La de la tele no funciona como la cultura de la cancelación que tanto temen, y con razón, muchos intelectuales, porque a la tele uno entra haciendo el pacto al que ahora se obliga a quienes no deberían rendirle cuentas más que a sus jefes, el de la buena imagen. Aquí se viene f… y desfogao, que diría Parada. Tampoco es nuevo que mueran chistes en las plantas nobles y que uno tenga que comerse el sapo y guardar la compostura pública para conservar el empleo. Se exige por contrato. Y los finales son poco épicos: salvo excepciones contadas, el término de una emisión se decide con datos de audiencias o balances de cuentas en la mano.
Como en todos los medios, se sirve a dos amos, el público y los jefes, que deciden en función de lo que creen que le gusta a su audiencia y conviene a sus intereses, nada nuevo bajo el sol.
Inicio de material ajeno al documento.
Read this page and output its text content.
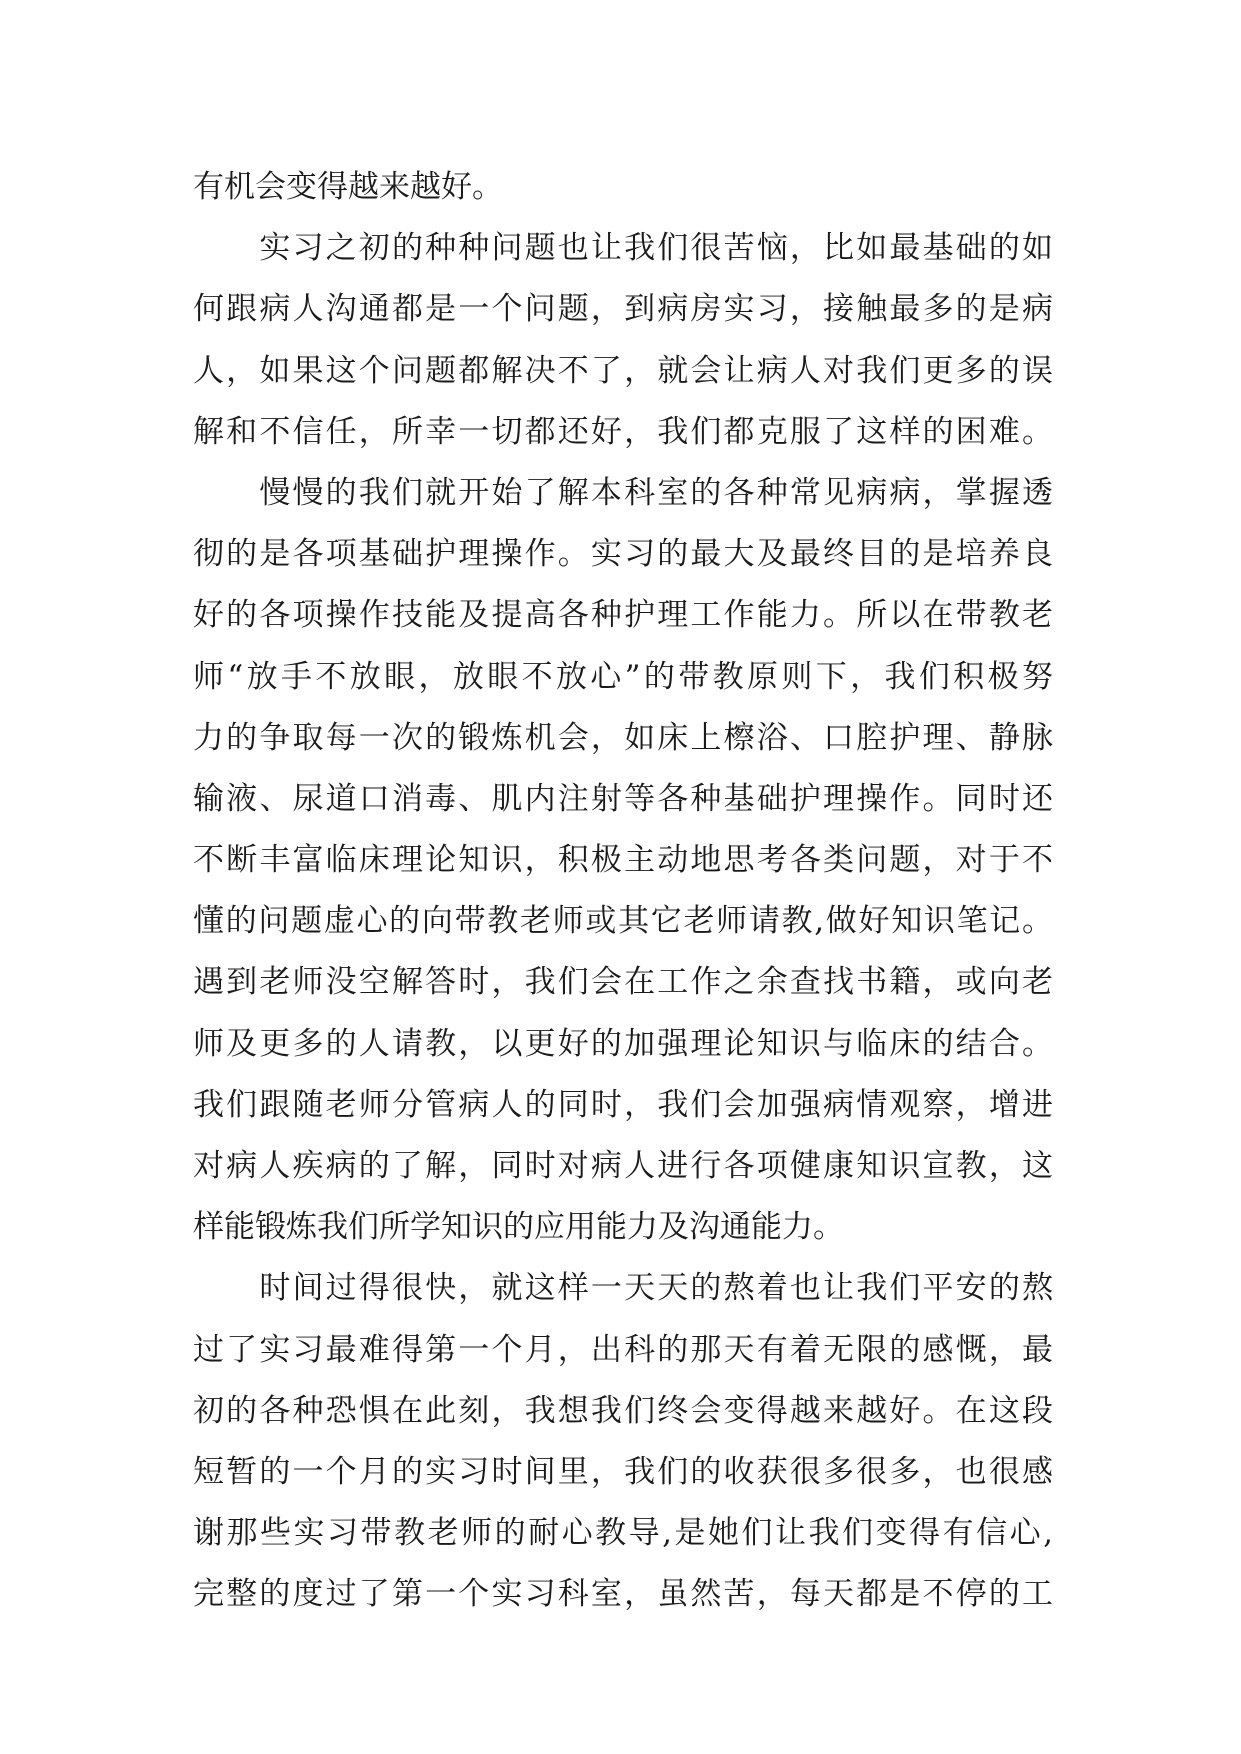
有机会变得越来越好。
　　实习之初的种种问题也让我们很苦恼，比如最基础的如
何跟病人沟通都是一个问题，到病房实习，接触最多的是病
人，如果这个问题都解决不了，就会让病人对我们更多的误
解和不信任，所幸一切都还好，我们都克服了这样的困难。
　　慢慢的我们就开始了解本科室的各种常见病病，掌握透
彻的是各项基础护理操作。实习的最大及最终目的是培养良
好的各项操作技能及提高各种护理工作能力。所以在带教老
师“放手不放眼，放眼不放心”的带教原则下，我们积极努
力的争取每一次的锻炼机会，如床上檫浴、口腔护理、静脉
输液、尿道口消毒、肌内注射等各种基础护理操作。同时还
不断丰富临床理论知识，积极主动地思考各类问题，对于不
懂的问题虚心的向带教老师或其它老师请教,做好知识笔记。
遇到老师没空解答时，我们会在工作之余查找书籍，或向老
师及更多的人请教，以更好的加强理论知识与临床的结合。
我们跟随老师分管病人的同时，我们会加强病情观察，增进
对病人疾病的了解，同时对病人进行各项健康知识宣教，这
样能锻炼我们所学知识的应用能力及沟通能力。
　　时间过得很快，就这样一天天的熬着也让我们平安的熬
过了实习最难得第一个月，出科的那天有着无限的感慨，最
初的各种恐惧在此刻，我想我们终会变得越来越好。在这段
短暂的一个月的实习时间里，我们的收获很多很多，也很感
谢那些实习带教老师的耐心教导,是她们让我们变得有信心,
完整的度过了第一个实习科室，虽然苦，每天都是不停的工
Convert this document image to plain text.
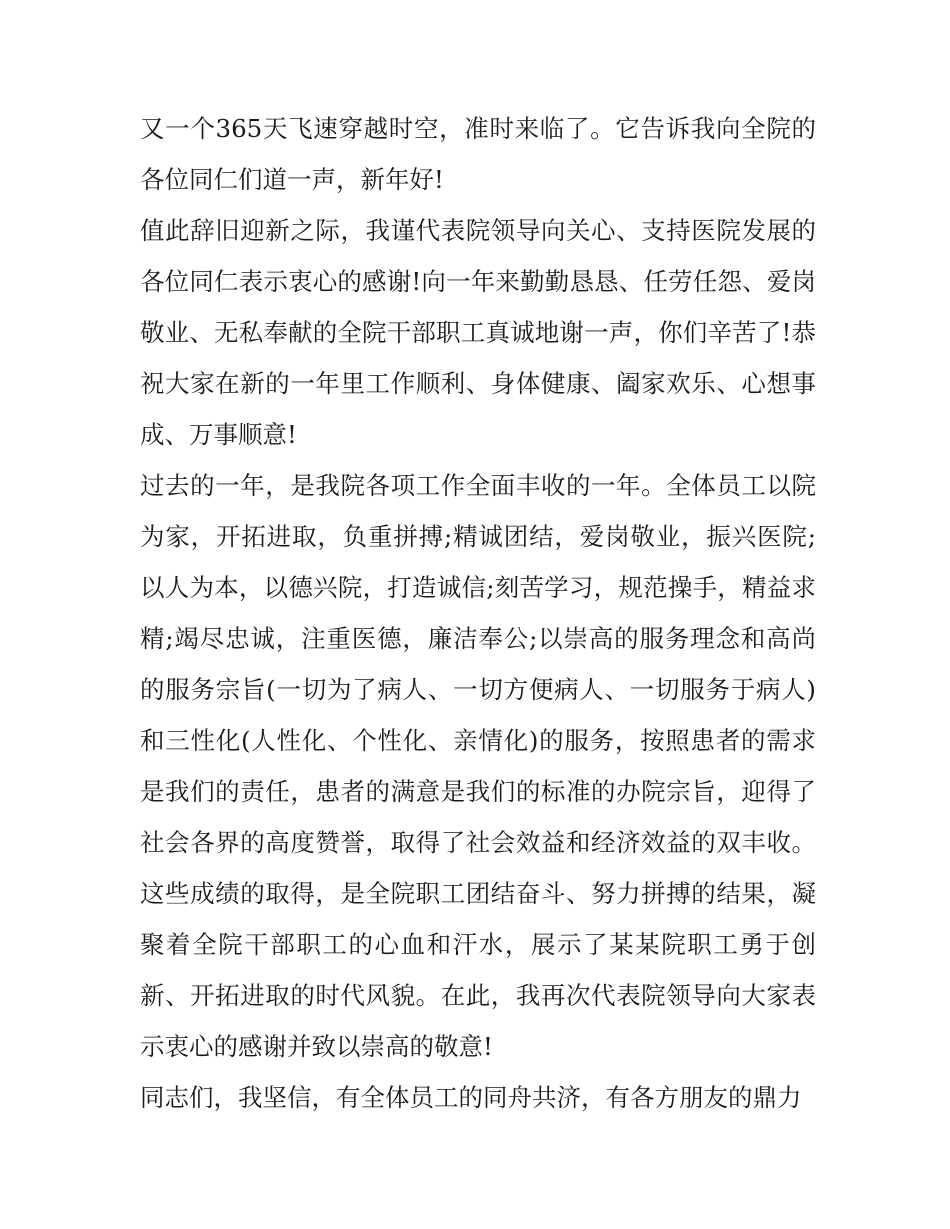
又一个365天飞速穿越时空，准时来临了。它告诉我向全院的各位同仁们道一声，新年好!

值此辞旧迎新之际，我谨代表院领导向关心、支持医院发展的各位同仁表示衷心的感谢!向一年来勤勤恳恳、任劳任怨、爱岗敬业、无私奉献的全院干部职工真诚地谢一声，你们辛苦了!恭祝大家在新的一年里工作顺利、身体健康、阖家欢乐、心想事成、万事顺意!

过去的一年，是我院各项工作全面丰收的一年。全体员工以院为家，开拓进取，负重拼搏;精诚团结，爱岗敬业，振兴医院;以人为本，以德兴院，打造诚信;刻苦学习，规范操手，精益求精;竭尽忠诚，注重医德，廉洁奉公;以崇高的服务理念和高尚的服务宗旨(一切为了病人、一切方便病人、一切服务于病人)和三性化(人性化、个性化、亲情化)的服务，按照患者的需求是我们的责任，患者的满意是我们的标准的办院宗旨，迎得了社会各界的高度赞誉，取得了社会效益和经济效益的双丰收。这些成绩的取得，是全院职工团结奋斗、努力拼搏的结果，凝聚着全院干部职工的心血和汗水，展示了某某院职工勇于创新、开拓进取的时代风貌。在此，我再次代表院领导向大家表示衷心的感谢并致以崇高的敬意!

同志们，我坚信，有全体员工的同舟共济，有各方朋友的鼎力
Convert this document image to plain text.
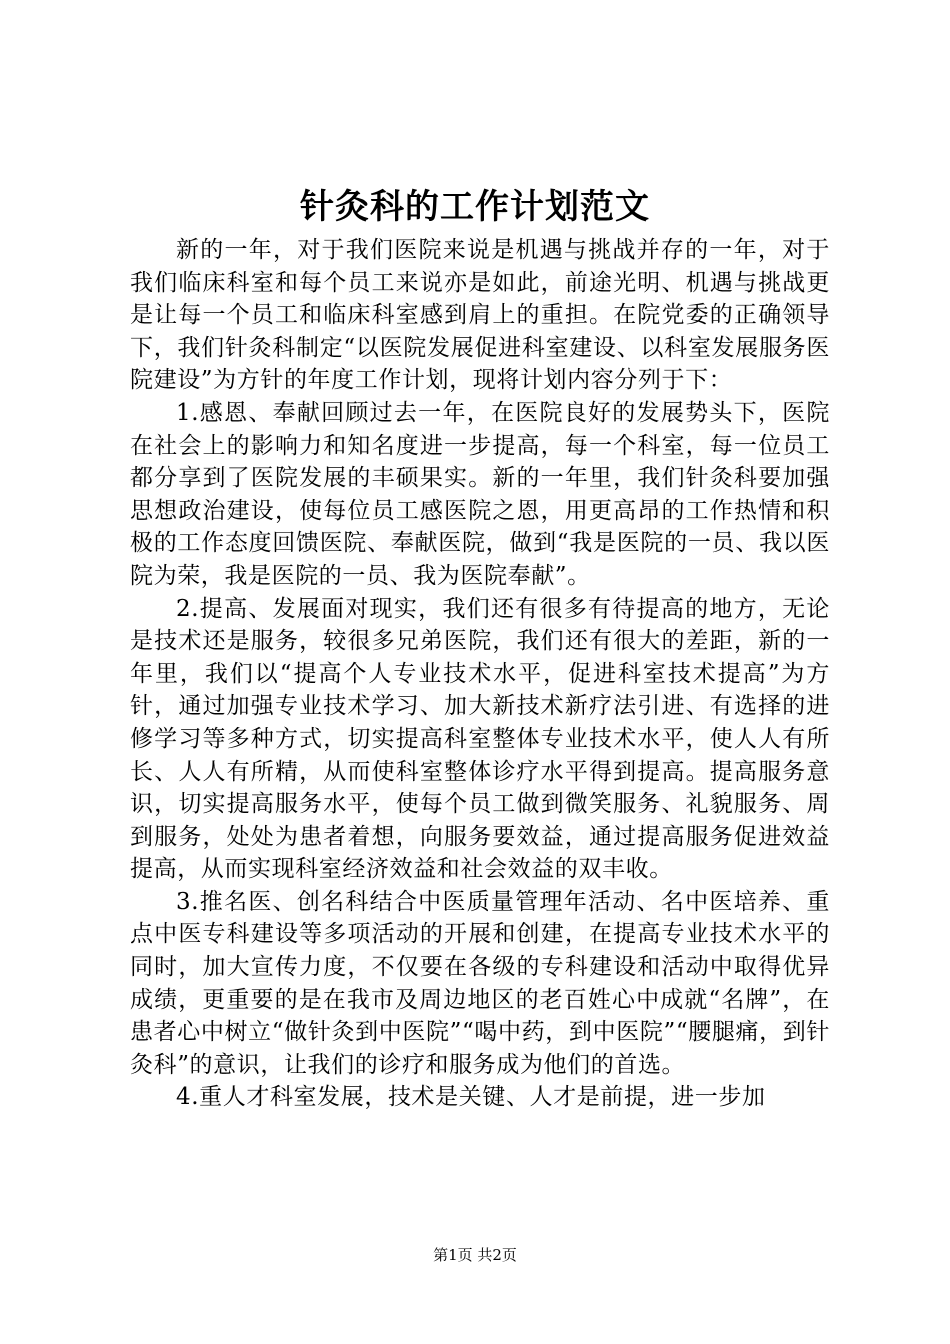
针灸科的工作计划范文

新的一年，对于我们医院来说是机遇与挑战并存的一年，对于我们临床科室和每个员工来说亦是如此，前途光明、机遇与挑战更是让每一个员工和临床科室感到肩上的重担。在院党委的正确领导下，我们针灸科制定“以医院发展促进科室建设、以科室发展服务医院建设”为方针的年度工作计划，现将计划内容分列于下：

1.感恩、奉献回顾过去一年，在医院良好的发展势头下，医院在社会上的影响力和知名度进一步提高，每一个科室，每一位员工都分享到了医院发展的丰硕果实。新的一年里，我们针灸科要加强思想政治建设，使每位员工感医院之恩，用更高昂的工作热情和积极的工作态度回馈医院、奉献医院，做到“我是医院的一员、我以医院为荣，我是医院的一员、我为医院奉献”。

2.提高、发展面对现实，我们还有很多有待提高的地方，无论是技术还是服务，较很多兄弟医院，我们还有很大的差距，新的一年里，我们以“提高个人专业技术水平，促进科室技术提高”为方针，通过加强专业技术学习、加大新技术新疗法引进、有选择的进修学习等多种方式，切实提高科室整体专业技术水平，使人人有所长、人人有所精，从而使科室整体诊疗水平得到提高。提高服务意识，切实提高服务水平，使每个员工做到微笑服务、礼貌服务、周到服务，处处为患者着想，向服务要效益，通过提高服务促进效益提高，从而实现科室经济效益和社会效益的双丰收。

3.推名医、创名科结合中医质量管理年活动、名中医培养、重点中医专科建设等多项活动的开展和创建，在提高专业技术水平的同时，加大宣传力度，不仅要在各级的专科建设和活动中取得优异成绩，更重要的是在我市及周边地区的老百姓心中成就“名牌”，在患者心中树立“做针灸到中医院”“喝中药，到中医院”“腰腿痛，到针灸科”的意识，让我们的诊疗和服务成为他们的首选。

4.重人才科室发展，技术是关键、人才是前提，进一步加

第1页 共2页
La gran fortuna que tienen los dueños del cotarro es que su queja no necesita ser pública para ser efectiva, más bien al contrario. Cuando arden las redes sociales, el incendio lo puede ver cualquiera desde el sofá; pero cuando arde un despacho, el fuego es invisible desde fuera, y si a uno le pilla dentro, puede parecer buena idea tirarse por la ventana.